Por Gustavo Krause, especial para o Blog de Jamildo A entrevista do ex-ministro e ex-presidente do Supremo Tribunal Federal (STF), Ayres Britto, (edição de 18 de novembro de 2012, Ilustríssima, Folha de São Paulo) revela faces incomuns aos homens do Direito: poeta e filósofo, além de jurista.
Antes de qualquer embargo declaratório, valho-me de medida cautelar: sempre existiram e existirão magistrados, juristas, advogados, professores, versados em filosofia do direito, capazes, também, de pensar sistematicamente sobre as questões existenciais e, nas horas vagas, exercer pendores poéticos.
Entretanto, o que me chamou atenção foi a sólida coexistência em Ayres Britto da criação poética, da elucubração filosófica e da dogmática jurídica.
Na magistral entrevista, a pauta jornalística – o julgamento do mensalão – serviu para que o ilustre entrevistado, sem fugir um milímetro das embaraçosas perguntas, não somente demonstrasse equilíbrio, sabedoria e, ao mesmo tempo, afirmasse o que apropriadamente chama de “mundividência”, temperada pela linguagem das “borboletras”, engenhosa invenção que compõe o título de um dos seus seis livros de poesia, “Varal de Borboletras”.
Decerto, a entrevista, por si só, mereceria minha especial atenção.
No entanto, por coincidência, concluí a leitura do livro “Poesia e Filosofia”, recentemente lançado pela Civilização Brasileira, cujo consagrado autor Antônio Cícero é escritor, filósofo, compositor, poeta, curiosamente um poeta escondido na timidez, felizmente rompida, quando sua irmã, a cantora e compositora Marina Lima, musicou seus poemas.
Antonio Cícero começa afirmando que poesia e filosofia são atividades e ocupações inteiramente diferentes.
E, neste sentido, descreve sua experiência pessoal: “Se eu quiser escrever um ensaio de filosofia basta que me aplique a desenvolver e explicar determinadas ideias.

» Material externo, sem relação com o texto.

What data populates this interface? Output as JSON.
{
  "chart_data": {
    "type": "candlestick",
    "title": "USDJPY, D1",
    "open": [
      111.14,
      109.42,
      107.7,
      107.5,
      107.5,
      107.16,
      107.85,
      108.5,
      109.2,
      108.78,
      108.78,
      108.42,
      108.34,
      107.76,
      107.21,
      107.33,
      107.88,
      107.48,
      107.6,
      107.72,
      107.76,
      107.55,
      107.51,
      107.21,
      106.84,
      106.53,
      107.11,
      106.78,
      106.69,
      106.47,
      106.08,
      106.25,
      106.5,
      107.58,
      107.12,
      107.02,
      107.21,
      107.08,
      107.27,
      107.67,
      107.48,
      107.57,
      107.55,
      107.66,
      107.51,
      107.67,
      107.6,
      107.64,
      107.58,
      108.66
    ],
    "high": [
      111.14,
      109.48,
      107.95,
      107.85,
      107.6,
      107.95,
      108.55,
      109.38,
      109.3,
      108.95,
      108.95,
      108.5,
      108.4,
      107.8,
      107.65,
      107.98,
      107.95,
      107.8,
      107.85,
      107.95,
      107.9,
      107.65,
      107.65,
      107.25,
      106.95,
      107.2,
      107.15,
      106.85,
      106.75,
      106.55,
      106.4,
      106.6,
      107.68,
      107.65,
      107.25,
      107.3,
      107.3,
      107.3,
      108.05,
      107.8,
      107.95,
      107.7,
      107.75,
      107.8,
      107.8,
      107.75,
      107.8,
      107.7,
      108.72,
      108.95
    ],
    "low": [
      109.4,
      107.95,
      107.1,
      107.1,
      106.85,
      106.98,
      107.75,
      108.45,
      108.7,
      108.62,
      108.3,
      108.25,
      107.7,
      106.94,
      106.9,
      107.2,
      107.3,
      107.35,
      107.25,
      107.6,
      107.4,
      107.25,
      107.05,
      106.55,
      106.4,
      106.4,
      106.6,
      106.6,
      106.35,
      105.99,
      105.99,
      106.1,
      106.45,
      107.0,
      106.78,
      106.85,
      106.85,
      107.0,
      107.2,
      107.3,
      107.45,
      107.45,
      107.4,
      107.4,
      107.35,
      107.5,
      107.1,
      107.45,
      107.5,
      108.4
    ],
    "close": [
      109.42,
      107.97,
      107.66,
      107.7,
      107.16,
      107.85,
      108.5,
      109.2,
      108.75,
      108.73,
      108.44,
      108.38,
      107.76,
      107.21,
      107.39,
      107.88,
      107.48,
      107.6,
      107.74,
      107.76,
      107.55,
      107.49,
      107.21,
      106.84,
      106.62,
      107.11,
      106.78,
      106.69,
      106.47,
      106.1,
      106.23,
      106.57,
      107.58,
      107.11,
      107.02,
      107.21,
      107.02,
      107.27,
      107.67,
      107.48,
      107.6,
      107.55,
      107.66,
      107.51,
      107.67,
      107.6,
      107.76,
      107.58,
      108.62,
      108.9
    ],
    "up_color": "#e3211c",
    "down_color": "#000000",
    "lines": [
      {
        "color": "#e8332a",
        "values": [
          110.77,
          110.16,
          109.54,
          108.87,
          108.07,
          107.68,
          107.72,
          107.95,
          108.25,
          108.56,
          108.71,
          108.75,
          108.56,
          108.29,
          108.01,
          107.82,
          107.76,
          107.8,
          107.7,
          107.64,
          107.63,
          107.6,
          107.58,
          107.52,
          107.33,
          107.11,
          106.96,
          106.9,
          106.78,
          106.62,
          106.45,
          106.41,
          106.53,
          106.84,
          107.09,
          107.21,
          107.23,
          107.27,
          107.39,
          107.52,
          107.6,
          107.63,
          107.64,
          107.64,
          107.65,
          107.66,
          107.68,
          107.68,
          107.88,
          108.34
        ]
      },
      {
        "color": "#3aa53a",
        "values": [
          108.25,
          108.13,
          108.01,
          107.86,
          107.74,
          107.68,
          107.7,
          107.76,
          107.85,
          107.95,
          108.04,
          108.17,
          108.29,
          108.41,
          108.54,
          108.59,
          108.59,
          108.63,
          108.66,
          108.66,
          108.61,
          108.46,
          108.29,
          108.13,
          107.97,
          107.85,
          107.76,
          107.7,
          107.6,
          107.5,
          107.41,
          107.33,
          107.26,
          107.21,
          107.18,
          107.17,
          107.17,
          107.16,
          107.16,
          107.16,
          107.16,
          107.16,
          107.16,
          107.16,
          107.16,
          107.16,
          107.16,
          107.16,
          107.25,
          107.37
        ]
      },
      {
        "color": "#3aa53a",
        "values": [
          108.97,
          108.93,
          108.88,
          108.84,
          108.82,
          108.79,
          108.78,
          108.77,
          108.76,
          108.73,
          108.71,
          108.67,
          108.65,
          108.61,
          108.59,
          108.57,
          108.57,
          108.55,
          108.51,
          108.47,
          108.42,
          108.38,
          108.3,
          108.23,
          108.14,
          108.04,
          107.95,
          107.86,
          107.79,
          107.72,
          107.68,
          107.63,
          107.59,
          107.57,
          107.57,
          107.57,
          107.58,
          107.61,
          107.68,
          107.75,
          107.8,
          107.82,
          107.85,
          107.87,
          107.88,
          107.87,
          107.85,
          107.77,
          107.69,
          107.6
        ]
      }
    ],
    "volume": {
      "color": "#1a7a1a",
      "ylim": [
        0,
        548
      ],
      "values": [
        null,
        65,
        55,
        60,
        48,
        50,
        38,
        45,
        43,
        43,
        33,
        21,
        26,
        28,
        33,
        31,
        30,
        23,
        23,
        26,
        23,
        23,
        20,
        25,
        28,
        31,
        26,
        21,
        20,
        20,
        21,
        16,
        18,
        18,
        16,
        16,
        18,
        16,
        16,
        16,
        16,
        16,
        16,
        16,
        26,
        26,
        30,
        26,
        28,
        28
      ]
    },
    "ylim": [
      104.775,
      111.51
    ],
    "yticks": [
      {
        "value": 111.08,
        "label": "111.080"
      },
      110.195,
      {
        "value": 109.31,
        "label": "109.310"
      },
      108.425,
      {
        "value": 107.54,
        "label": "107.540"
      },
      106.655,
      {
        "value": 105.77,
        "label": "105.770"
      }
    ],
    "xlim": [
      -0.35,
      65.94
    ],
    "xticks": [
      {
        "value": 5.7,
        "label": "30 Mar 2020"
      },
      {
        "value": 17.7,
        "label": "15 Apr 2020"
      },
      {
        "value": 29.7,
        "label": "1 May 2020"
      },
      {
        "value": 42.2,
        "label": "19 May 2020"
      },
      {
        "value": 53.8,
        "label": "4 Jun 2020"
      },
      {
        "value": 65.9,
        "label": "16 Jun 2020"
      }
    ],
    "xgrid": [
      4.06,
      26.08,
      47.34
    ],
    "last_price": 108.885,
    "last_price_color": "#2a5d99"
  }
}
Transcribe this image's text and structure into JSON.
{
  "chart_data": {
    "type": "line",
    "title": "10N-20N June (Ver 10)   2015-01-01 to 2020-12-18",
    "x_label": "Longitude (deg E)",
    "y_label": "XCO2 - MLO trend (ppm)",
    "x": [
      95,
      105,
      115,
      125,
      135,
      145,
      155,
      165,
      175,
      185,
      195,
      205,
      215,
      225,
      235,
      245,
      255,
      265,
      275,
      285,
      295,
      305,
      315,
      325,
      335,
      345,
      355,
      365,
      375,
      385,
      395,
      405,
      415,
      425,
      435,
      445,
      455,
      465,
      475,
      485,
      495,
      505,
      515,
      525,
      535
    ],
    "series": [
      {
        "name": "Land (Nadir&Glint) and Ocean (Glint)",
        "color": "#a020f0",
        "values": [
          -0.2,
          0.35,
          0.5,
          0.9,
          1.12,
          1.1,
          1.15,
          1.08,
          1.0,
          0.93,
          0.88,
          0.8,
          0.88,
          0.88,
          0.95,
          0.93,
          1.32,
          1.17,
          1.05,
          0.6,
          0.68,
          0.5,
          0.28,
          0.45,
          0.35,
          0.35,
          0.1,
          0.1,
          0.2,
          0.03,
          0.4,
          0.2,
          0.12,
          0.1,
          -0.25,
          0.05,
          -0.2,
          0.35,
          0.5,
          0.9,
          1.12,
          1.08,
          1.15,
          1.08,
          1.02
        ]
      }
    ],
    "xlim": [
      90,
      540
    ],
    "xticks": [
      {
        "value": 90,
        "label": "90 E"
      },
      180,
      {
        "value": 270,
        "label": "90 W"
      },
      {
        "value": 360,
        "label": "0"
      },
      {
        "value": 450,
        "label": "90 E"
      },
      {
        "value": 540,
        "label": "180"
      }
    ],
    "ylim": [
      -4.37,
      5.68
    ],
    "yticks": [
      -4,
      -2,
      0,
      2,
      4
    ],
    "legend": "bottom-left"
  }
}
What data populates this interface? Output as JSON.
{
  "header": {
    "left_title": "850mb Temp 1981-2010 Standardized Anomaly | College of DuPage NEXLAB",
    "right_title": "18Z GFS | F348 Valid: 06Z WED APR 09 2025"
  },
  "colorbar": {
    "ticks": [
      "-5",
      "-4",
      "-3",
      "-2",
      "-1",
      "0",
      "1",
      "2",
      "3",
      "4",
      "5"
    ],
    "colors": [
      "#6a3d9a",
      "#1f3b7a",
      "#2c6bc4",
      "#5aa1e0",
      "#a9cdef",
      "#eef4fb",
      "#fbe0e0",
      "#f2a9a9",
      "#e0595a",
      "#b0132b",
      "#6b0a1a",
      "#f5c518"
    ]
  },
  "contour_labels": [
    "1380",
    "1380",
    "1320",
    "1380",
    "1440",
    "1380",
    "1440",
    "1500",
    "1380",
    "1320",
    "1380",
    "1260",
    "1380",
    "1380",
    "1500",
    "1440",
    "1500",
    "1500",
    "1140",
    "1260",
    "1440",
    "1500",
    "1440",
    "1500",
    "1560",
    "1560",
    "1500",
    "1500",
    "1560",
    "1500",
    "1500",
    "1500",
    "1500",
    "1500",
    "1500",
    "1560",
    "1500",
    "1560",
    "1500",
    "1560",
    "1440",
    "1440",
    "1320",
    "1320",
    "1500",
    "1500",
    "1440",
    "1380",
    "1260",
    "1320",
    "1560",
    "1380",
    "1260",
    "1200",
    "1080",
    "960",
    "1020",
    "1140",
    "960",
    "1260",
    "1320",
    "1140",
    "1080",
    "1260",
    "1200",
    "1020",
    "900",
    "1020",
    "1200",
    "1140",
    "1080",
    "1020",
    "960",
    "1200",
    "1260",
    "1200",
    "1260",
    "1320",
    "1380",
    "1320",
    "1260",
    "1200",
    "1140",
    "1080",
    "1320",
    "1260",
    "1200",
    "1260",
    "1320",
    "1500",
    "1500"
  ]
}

Desde que eu trabalhe e não desanime, o ensaio ficará pronto mais cedo ou mais tarde.
Não é assim com a poesia.
A poesia é ciumenta e não aparece a menos que eu lhe dedique todo meu espírito, todos os meus recursos, todas as minhas faculdades, sem garantia alguma de que, mesmo fazendo tudo o que ela exige, eu consiga escrever um poema (…) Em mim, quando o filósofo está presente, o poeta não aparece”.
O livro prossegue unindo profundidade e leveza conceitual.
O autor concorda com o senso comum segundo o qual poeta e filósofo têm a “cabeça nas nuvens”; que o mundo contemporâneo encolheu o tempo para produzir e fruir poesia e filosofia; que os poetas “pensam o mundo” e os filósofos “pensam sobre o mundo”, mas que é possível extrair filosofia dos poemas e dá como um dos exemplos o “carpe diem” do poeta latino Horácio que Cícero lê no original versado que é em grego e latim; que, diferente da filosofia, a poesia pode se nutrir da contradição e ilustra citando Walt Whitman “Contradigo-me?
Pois bem, então me contradigo (sou vasto, contenho multidões)”.
Vou parar por aqui, caso contrário, perco o fio da meada que é enxergar em Ayres Britto, o filósofo e o poeta, já que o “notório saber jurídico” do jurista é um dos pré-requisitos da nomeação para Ministro do Supremo Tribunal Federal.
Com efeito, emerge o filósofo quando o entrevistado se autodefine como um contemplativo e explica o conceito: “na contemplação você concilia atenção e descontração (…) eu estou acordado, como quem está atento.
Mas estou descontraído como quem está dormindo”.
Acrescenta o espiritualista ao contemplativo que exercita a meditação e, a partir desta força interior, explica os conflitos no Tribunal: “sem o eclipse do ego, ninguém se ilumina”.
Na conclusão da entrevista, fundem-se imagem poética e reflexão filosófica, quando Ayres Britto avalia sua passagem de nove anos no Supremo: “Em tudo que faço, já não faço questão de ser reconhecido.
O que faço questão é de me reconhecer.
Fui eu mesmo nessas questões.
Não perdi minha essência, minha mundividência.
Eu gravitei em torno de valores que dão sentido, dão grandeza, dão propósito à existência individual e coletiva.
Não perdi a viagem”.
De fato, nós brasileiros é que perdemos um grande companheiro de viagem.